Tra i parassiti animali, ricordiamo:

  • le cocciniglie,
  • il ragnetto rosso,
  • i tripidi e gli afidi, piccoli insetti questi ultimi che aggrediscono le foglie ed i fiori delle piante, che finiscono per accartocciarsi.

Per approfondimenti sulle avversità e su come prevenirle e combatterle, potete consultare la guida: “Gerani malattie”.

Coltivazione in vaso dei gerani

In misura più o meno diffusa, i gerani contribuiscono ad ornare la quasi totalità di balconi, terrazzi e giardini delle nostre case grazie alla loro indiscussa attitudine ad essere coltivati in vaso.
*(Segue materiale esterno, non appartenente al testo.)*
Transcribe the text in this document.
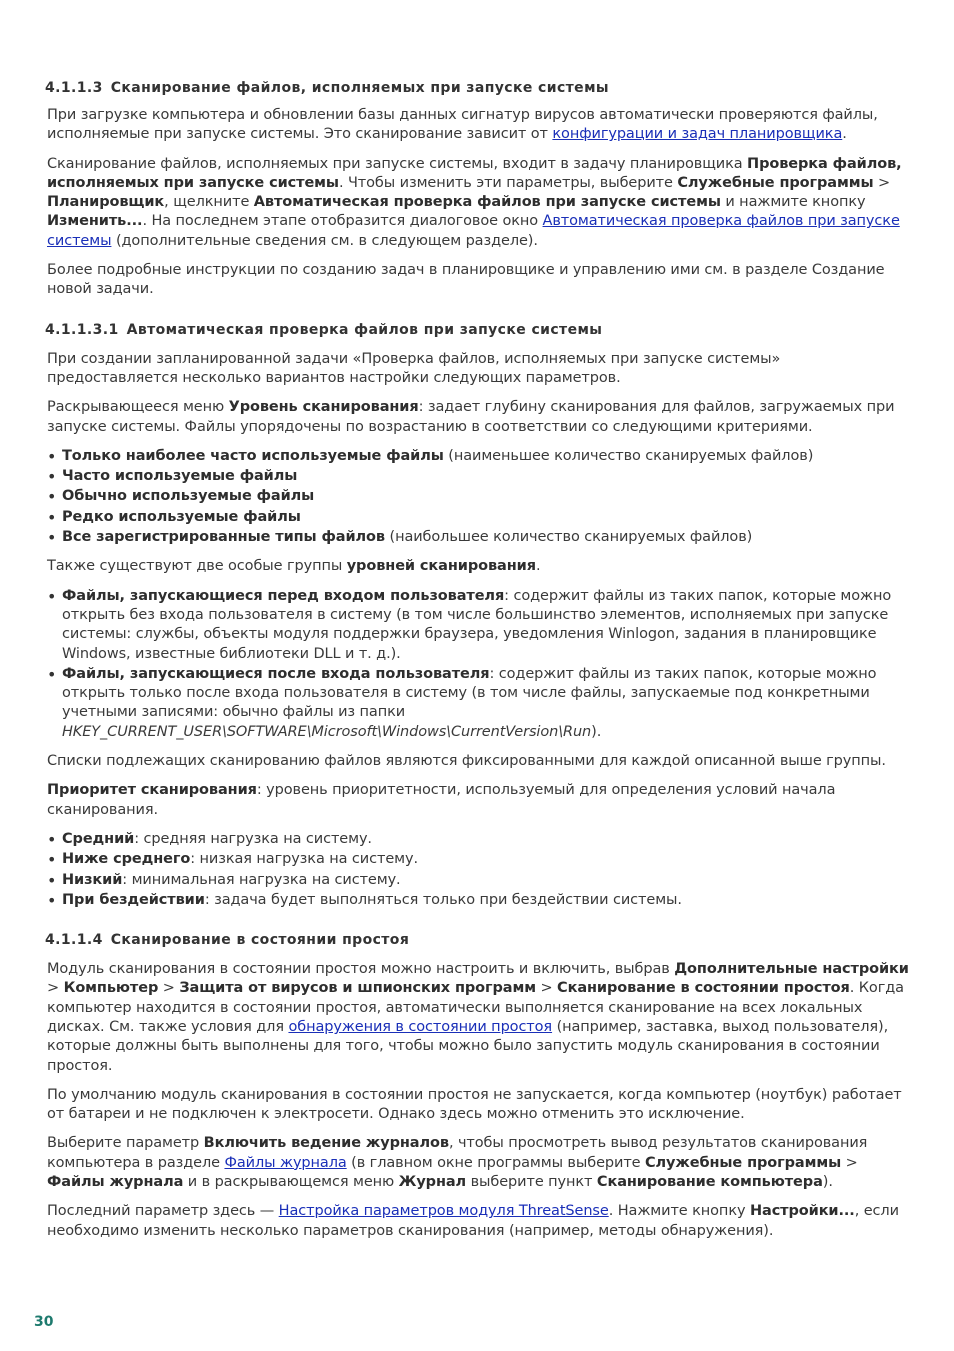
4.1.1.3 Сканирование файлов, исполняемых при запуске системы

При загрузке компьютера и обновлении базы данных сигнатур вирусов автоматически проверяются файлы, исполняемые при запуске системы. Это сканирование зависит от конфигурации и задач планировщика.

Сканирование файлов, исполняемых при запуске системы, входит в задачу планировщика Проверка файлов, исполняемых при запуске системы. Чтобы изменить эти параметры, выберите Служебные программы > Планировщик, щелкните Автоматическая проверка файлов при запуске системы и нажмите кнопку Изменить.... На последнем этапе отобразится диалоговое окно Автоматическая проверка файлов при запуске системы (дополнительные сведения см. в следующем разделе).

Более подробные инструкции по созданию задач в планировщике и управлению ими см. в разделе Создание новой задачи.

4.1.1.3.1 Автоматическая проверка файлов при запуске системы

При создании запланированной задачи «Проверка файлов, исполняемых при запуске системы» предоставляется несколько вариантов настройки следующих параметров.

Раскрывающееся меню Уровень сканирования: задает глубину сканирования для файлов, загружаемых при запуске системы. Файлы упорядочены по возрастанию в соответствии со следующими критериями.

• Только наиболее часто используемые файлы (наименьшее количество сканируемых файлов)
• Часто используемые файлы
• Обычно используемые файлы
• Редко используемые файлы
• Все зарегистрированные типы файлов (наибольшее количество сканируемых файлов)

Также существуют две особые группы уровней сканирования.

• Файлы, запускающиеся перед входом пользователя: содержит файлы из таких папок, которые можно открыть без входа пользователя в систему (в том числе большинство элементов, исполняемых при запуске системы: службы, объекты модуля поддержки браузера, уведомления Winlogon, задания в планировщике Windows, известные библиотеки DLL и т. д.).
• Файлы, запускающиеся после входа пользователя: содержит файлы из таких папок, которые можно открыть только после входа пользователя в систему (в том числе файлы, запускаемые под конкретными учетными записями: обычно файлы из папки HKEY_CURRENT_USER\SOFTWARE\Microsoft\Windows\CurrentVersion\Run).

Списки подлежащих сканированию файлов являются фиксированными для каждой описанной выше группы.

Приоритет сканирования: уровень приоритетности, используемый для определения условий начала сканирования.

• Средний: средняя нагрузка на систему.
• Ниже среднего: низкая нагрузка на систему.
• Низкий: минимальная нагрузка на систему.
• При бездействии: задача будет выполняться только при бездействии системы.
4.1.1.4 Сканирование в состоянии простоя

Модуль сканирования в состоянии простоя можно настроить и включить, выбрав Дополнительные настройки > Компьютер > Защита от вирусов и шпионских программ > Сканирование в состоянии простоя. Когда компьютер находится в состоянии простоя, автоматически выполняется сканирование на всех локальных дисках. См. также условия для обнаружения в состоянии простоя (например, заставка, выход пользователя), которые должны быть выполнены для того, чтобы можно было запустить модуль сканирования в состоянии простоя.

По умолчанию модуль сканирования в состоянии простоя не запускается, когда компьютер (ноутбук) работает от батареи и не подключен к электросети. Однако здесь можно отменить это исключение.

Выберите параметр Включить ведение журналов, чтобы просмотреть вывод результатов сканирования компьютера в разделе Файлы журнала (в главном окне программы выберите Служебные программы > Файлы журнала и в раскрывающемся меню Журнал выберите пункт Сканирование компьютера).

Последний параметр здесь — Настройка параметров модуля ThreatSense. Нажмите кнопку Настройки..., если необходимо изменить несколько параметров сканирования (например, методы обнаружения).

30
Risultano indicati i vasi di terracotta e le cassette di legno, da riempire con un terriccio a base di torba, con la presenza di una percentuale di sabbia, sufficiente ad assicurare il necessario drenaggio.

Per quando riguarda le pratiche colturali, dalla messa a dimora delle piantine, da reperire presso i center garden, agli interventi di innaffiatura e concimazione, dalla cimatura alla rimozione dei fiori secchi, dalla potatura al prelievo delle talee, in quanto compatibile, vale quanto visto per la cura dei gerani in piena terra.